Türkiye’nin zavallılığı: ‘Suçlamalar’ ve tarih 

  • İlk “anarşist” denerek “afişe” edildiğim afiş, yanılmıyorsam Üniversite İşgali’nin hemen ardından 1968 yılında bütün fakültelere yapıştırılan afişti. Afişte benim resmimin yanı sıra Deniz Gezmiş, Osman Saffet Arolat, Mustafa Gürkan, Öcal Okay da yer alıyordu. Deniz de “ne anarşisti salaklar, biz Marksistiz” demişti.

VEYSİ SARIZSÖZEN

 

Sene 1965… TİP Zeytinburnu ilçesindeyim. Eski felsefe öğretmeni, Kürdistanlı Cemal Güner İlçe Başkanı, ben de ilçe sek-reteriydim. TİP Genel Seçime katılıyor, biz de ilçede seçim kampanyasını yürütüyorduk. O zamanlar Zeytinburnu tümüyle bir gecekondu bölgesiydi. Bulgaristan, Yunanistan, Romanya göçmenleriyle doluydu. 

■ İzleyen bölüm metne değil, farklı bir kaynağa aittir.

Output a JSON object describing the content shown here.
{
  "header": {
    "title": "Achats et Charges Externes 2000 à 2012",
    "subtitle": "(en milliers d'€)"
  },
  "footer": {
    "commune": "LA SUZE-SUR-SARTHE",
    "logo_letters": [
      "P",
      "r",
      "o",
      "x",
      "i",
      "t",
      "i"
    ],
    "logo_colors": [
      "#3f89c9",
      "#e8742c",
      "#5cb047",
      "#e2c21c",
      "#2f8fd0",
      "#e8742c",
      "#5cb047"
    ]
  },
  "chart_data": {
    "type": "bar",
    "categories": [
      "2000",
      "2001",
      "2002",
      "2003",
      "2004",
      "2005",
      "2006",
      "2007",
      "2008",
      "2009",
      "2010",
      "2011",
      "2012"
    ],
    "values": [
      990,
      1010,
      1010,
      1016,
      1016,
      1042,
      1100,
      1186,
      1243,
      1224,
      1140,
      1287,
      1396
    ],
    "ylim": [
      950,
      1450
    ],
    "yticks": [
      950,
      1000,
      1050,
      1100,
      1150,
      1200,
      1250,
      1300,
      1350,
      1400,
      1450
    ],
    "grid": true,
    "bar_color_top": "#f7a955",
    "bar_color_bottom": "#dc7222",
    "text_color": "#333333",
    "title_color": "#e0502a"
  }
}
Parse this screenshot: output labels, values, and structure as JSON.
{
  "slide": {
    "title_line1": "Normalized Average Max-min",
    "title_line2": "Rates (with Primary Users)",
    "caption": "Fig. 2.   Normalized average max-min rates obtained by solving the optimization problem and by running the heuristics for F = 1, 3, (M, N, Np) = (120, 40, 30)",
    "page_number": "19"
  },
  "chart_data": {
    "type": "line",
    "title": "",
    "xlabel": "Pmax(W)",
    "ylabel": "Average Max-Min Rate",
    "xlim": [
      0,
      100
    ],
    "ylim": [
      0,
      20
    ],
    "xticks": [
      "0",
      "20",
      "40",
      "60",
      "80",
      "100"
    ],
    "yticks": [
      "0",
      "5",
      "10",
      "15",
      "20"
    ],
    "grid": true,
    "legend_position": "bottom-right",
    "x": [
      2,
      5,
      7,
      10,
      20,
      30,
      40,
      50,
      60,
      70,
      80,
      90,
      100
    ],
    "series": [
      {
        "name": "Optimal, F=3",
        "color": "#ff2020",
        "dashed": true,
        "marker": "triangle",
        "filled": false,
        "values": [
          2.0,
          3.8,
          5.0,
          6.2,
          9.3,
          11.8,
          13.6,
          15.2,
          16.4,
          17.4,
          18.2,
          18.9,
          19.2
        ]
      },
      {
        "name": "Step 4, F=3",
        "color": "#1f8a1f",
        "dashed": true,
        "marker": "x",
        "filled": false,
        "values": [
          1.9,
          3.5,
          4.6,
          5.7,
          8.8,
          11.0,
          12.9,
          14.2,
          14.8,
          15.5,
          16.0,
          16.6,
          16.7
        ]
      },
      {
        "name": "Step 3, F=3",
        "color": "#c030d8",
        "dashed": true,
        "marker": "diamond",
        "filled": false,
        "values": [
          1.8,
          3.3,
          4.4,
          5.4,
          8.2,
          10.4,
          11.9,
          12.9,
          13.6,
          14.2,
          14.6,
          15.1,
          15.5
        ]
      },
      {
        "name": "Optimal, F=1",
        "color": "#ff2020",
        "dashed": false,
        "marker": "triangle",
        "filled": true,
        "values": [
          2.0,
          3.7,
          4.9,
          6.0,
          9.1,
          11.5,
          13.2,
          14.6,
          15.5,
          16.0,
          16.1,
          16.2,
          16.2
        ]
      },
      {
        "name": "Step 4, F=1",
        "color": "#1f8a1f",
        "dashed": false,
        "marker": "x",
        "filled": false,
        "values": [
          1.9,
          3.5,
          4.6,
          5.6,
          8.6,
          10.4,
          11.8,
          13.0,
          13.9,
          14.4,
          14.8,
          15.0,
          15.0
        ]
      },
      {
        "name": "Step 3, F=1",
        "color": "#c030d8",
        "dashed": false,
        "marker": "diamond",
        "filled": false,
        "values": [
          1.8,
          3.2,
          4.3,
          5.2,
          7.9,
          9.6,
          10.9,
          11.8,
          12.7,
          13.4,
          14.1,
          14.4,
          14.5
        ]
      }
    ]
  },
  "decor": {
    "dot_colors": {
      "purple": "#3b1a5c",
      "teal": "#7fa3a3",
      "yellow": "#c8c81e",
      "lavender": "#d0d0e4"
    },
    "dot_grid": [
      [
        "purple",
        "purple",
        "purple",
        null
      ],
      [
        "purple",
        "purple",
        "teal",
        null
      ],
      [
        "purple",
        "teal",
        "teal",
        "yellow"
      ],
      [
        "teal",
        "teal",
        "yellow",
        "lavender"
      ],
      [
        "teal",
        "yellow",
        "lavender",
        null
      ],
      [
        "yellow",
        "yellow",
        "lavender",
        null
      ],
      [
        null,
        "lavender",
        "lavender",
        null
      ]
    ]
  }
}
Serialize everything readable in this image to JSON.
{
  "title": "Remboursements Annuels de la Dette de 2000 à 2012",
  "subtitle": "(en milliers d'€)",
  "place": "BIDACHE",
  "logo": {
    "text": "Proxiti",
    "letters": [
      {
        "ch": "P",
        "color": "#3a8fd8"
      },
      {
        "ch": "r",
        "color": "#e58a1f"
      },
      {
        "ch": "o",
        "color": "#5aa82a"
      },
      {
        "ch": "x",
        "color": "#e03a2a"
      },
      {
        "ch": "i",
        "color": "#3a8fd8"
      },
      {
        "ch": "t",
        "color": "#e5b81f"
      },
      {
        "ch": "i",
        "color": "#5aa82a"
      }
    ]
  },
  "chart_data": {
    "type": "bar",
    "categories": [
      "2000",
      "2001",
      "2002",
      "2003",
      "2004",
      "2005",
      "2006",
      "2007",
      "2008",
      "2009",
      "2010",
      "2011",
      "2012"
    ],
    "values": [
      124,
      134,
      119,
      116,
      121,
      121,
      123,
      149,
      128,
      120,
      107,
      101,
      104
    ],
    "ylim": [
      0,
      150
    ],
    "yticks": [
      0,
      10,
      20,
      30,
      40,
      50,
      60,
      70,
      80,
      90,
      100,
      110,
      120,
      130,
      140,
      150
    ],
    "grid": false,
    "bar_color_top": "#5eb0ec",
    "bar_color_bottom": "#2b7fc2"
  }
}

Bir akşam kahvelerin birinde seçim toplantısını bitirip, dönecekken, o zamanlar “takunyalılar” dediğimiz bir grup peşimize takıldı. Henüz ortada ne “şaki, ne anarşist, ne de terörist” kelimeleri vardı. Bunlar hep bir ağızdan “TİP TİP tipsizler, Amerika gitsin Rusya mı gelsin, Allahsız komünistler” diye slogan atıyorlardı. Demek ki o dönemde “komünist ve Allahsız” diye bağırmak yetiyordu. Anti-komünizm bir USA ihraç malıydı, İslamcılar sıkı Amerikancıydı. 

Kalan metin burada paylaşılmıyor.